N’ayons donc pas la naïveté de ceux qui, ne s’étant jamais frottés ni aux sciences sociales ni à la révélation biblique, prennent les textes religieux pour ce qu’ils ne sont pas. Il n’y a pas de véritable islam (2) – qu’il soit un danger ou un trésor – ailleurs que dans ce qu’en font historiquement les musulmans eux-mêmes. Plutôt que de décider pour eux que le vrai islam est l’intégrisme, peut-être faudrait-il avoir le courage et la confiance de laisser les musulmans eux-mêmes être l’islam et pour ce faire cesser de surveiller, harceler ou fermer leurs lieux de culte, leurs centres d’études, leurs maisons d’édition ou leurs associations.

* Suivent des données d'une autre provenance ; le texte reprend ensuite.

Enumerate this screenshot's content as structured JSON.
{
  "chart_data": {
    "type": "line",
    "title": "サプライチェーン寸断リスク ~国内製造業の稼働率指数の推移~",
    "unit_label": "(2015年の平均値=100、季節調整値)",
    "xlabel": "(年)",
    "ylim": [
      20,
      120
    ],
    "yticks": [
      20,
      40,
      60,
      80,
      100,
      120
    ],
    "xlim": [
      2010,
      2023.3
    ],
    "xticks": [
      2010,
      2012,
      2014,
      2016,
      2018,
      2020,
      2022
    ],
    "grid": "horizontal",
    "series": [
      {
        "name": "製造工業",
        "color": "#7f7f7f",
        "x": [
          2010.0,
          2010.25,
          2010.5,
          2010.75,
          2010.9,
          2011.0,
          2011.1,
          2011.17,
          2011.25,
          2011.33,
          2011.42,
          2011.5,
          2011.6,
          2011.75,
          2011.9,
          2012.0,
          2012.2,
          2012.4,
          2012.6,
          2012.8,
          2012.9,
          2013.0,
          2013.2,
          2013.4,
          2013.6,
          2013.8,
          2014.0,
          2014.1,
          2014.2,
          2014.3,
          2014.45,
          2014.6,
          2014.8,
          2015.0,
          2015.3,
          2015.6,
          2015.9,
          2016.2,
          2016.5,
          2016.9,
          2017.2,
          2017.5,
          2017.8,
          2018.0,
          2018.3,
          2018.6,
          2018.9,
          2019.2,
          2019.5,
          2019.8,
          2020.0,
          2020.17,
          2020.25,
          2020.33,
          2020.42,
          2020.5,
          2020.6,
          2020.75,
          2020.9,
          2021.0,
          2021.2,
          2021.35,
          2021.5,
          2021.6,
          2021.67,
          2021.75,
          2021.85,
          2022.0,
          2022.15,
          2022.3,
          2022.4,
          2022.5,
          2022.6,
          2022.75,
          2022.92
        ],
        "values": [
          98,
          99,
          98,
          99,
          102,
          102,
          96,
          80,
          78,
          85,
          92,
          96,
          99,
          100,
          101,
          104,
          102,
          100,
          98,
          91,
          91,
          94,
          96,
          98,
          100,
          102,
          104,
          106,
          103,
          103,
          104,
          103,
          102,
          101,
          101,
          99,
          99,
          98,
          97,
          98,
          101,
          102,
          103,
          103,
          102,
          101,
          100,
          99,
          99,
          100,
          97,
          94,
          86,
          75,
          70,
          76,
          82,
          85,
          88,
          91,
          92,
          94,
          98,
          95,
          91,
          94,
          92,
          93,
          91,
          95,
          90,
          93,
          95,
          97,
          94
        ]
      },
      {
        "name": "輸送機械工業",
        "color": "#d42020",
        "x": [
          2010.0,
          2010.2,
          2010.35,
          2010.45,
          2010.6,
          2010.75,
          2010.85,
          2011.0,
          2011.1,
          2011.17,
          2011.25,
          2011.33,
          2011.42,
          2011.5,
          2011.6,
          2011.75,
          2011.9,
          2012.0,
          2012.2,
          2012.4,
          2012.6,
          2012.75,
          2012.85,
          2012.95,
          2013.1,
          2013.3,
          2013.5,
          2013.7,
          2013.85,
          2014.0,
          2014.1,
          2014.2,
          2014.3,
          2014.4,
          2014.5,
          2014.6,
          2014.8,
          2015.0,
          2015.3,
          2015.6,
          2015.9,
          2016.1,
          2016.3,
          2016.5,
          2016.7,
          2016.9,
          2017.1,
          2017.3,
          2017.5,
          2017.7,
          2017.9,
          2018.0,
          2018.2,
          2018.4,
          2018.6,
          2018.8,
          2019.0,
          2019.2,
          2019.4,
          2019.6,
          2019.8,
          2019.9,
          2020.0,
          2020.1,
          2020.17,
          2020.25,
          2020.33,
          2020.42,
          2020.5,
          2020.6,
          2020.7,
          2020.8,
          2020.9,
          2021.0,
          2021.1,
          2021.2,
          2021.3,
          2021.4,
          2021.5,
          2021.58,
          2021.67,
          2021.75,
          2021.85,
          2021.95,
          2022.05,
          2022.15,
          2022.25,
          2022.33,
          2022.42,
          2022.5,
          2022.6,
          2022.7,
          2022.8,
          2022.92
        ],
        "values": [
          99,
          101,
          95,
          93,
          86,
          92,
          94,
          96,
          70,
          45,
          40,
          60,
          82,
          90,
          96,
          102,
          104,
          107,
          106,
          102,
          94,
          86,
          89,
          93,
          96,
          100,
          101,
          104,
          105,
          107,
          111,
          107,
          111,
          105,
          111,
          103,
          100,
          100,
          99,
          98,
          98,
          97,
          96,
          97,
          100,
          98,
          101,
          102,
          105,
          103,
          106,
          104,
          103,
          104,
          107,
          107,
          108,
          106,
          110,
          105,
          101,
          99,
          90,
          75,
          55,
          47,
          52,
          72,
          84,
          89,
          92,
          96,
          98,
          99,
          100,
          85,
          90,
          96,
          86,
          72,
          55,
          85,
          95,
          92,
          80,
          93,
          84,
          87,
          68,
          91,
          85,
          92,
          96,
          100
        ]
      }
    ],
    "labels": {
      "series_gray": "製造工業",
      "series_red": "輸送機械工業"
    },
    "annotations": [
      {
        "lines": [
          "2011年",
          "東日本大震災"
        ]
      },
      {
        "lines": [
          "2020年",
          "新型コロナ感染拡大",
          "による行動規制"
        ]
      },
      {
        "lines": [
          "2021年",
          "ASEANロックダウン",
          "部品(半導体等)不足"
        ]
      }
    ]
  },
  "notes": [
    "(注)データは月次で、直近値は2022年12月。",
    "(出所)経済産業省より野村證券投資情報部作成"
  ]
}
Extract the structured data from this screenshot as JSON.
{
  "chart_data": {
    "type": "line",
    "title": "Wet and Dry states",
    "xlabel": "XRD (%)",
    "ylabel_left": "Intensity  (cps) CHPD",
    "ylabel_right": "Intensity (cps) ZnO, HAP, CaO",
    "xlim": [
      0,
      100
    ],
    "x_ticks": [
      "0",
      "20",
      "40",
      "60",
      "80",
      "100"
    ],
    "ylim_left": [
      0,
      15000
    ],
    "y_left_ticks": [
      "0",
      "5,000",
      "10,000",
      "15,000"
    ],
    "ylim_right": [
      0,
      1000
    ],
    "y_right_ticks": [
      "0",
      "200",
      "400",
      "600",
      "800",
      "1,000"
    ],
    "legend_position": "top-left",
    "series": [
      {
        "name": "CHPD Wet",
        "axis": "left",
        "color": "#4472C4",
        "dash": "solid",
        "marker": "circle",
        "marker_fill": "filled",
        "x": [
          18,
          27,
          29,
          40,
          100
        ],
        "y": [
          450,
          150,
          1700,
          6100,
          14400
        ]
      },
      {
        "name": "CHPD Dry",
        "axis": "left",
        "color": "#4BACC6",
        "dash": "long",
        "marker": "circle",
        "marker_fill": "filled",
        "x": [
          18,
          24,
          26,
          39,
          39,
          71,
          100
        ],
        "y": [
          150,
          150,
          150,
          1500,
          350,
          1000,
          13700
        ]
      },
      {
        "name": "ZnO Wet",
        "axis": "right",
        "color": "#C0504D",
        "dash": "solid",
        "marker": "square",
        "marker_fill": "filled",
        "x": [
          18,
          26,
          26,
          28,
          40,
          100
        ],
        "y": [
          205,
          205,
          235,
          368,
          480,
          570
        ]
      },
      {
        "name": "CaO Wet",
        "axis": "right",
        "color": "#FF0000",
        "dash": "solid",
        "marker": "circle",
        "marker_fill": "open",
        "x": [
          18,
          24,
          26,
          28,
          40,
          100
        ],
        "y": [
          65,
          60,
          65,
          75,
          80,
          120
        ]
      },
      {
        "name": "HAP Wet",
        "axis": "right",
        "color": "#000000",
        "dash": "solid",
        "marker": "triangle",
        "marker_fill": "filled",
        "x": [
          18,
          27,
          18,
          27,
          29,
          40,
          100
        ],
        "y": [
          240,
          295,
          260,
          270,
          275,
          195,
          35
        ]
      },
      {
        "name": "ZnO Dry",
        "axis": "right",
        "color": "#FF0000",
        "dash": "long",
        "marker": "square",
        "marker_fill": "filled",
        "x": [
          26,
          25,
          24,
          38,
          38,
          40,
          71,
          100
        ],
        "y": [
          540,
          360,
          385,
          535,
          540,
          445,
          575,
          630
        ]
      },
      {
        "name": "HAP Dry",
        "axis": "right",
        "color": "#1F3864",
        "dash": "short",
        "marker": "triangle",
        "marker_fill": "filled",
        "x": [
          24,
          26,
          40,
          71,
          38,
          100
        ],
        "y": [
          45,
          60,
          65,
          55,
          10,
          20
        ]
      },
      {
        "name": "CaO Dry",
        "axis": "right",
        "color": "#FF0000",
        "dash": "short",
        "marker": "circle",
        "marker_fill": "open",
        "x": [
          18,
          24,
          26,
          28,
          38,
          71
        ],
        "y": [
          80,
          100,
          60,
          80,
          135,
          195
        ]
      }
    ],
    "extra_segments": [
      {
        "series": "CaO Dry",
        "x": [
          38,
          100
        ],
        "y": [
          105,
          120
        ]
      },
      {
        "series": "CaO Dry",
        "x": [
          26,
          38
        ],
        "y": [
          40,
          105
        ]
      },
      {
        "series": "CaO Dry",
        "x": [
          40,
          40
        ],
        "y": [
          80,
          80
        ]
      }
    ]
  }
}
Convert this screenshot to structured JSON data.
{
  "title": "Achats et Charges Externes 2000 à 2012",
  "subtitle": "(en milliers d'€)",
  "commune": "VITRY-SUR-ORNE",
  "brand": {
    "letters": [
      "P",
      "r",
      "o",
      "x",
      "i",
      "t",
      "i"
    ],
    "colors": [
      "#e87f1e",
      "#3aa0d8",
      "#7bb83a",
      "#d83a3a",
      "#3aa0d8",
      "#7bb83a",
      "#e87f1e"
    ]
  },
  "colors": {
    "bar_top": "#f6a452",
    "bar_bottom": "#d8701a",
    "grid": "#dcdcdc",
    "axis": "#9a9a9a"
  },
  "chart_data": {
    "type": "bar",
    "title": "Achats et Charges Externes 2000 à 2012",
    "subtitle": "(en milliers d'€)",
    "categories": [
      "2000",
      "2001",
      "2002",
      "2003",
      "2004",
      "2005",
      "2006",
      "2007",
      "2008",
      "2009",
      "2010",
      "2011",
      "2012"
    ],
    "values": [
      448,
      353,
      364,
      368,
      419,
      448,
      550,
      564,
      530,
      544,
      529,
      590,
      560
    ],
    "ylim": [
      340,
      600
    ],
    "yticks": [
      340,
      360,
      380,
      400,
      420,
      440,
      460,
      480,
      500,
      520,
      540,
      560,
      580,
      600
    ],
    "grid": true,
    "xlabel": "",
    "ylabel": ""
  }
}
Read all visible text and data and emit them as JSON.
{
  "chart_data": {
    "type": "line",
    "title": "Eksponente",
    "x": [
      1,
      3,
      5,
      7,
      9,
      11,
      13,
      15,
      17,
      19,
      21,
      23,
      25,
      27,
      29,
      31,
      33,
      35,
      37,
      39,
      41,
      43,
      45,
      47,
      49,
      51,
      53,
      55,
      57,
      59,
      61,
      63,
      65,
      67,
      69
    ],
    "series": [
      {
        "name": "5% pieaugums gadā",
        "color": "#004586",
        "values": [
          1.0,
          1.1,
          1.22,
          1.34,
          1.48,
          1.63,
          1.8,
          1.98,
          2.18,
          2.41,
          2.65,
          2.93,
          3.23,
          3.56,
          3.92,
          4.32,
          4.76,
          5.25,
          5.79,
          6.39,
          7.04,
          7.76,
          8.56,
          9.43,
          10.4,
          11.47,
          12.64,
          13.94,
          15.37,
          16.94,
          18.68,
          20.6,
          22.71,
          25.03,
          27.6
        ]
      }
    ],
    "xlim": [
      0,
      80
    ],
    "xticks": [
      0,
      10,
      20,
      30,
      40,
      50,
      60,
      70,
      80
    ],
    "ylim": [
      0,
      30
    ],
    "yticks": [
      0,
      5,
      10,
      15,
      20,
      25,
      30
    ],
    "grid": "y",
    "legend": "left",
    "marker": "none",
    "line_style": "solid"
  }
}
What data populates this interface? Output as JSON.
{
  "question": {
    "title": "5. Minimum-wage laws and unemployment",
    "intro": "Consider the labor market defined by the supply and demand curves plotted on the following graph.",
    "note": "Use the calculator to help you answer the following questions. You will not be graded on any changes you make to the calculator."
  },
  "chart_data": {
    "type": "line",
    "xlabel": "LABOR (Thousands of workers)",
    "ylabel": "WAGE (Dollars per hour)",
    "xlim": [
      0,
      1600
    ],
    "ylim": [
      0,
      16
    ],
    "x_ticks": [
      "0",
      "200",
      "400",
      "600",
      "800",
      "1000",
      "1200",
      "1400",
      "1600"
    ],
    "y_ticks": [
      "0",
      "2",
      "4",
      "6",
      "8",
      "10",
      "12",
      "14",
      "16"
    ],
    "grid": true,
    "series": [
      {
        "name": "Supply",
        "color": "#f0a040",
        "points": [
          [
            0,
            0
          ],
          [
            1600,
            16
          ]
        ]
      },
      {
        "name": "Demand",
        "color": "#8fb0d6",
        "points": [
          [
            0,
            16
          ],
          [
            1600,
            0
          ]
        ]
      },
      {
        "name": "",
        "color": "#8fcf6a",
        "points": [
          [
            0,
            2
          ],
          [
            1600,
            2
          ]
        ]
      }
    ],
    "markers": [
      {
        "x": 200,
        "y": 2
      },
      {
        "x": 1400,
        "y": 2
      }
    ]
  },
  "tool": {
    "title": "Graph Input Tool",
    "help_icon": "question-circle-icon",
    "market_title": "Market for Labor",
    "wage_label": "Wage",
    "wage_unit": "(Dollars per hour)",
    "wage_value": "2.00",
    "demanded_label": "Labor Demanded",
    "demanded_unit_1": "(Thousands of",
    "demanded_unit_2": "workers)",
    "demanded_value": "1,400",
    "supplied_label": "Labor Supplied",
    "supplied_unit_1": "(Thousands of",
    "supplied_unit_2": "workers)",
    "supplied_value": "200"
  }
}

Nous avons besoin de la théologie musulmane.
(1) Le collectif Anastasis est en cours de création par un groupe de chrétiens dont l’objectif est de nourrir la réflexion et l’action sur la portée politique de l’Évangile.
(2) À l’objection selon laquelle l’islam est précisément une religion inhibant toute tâche herméneutique, on répondra seulement en demandant depuis quel point de vue anhistorique conclut-on que l’islam est cela. Considérer qu’un texte n’est pas à interpréter est déjà un choix d’interprétation qui comme tout autre choix s’inscrit dans une histoire et dans des débats, il ne s’agit en rien d’une essence immuable. La tâche herméneutique de l’homme n’est pas chose dont on puisse se dispenser.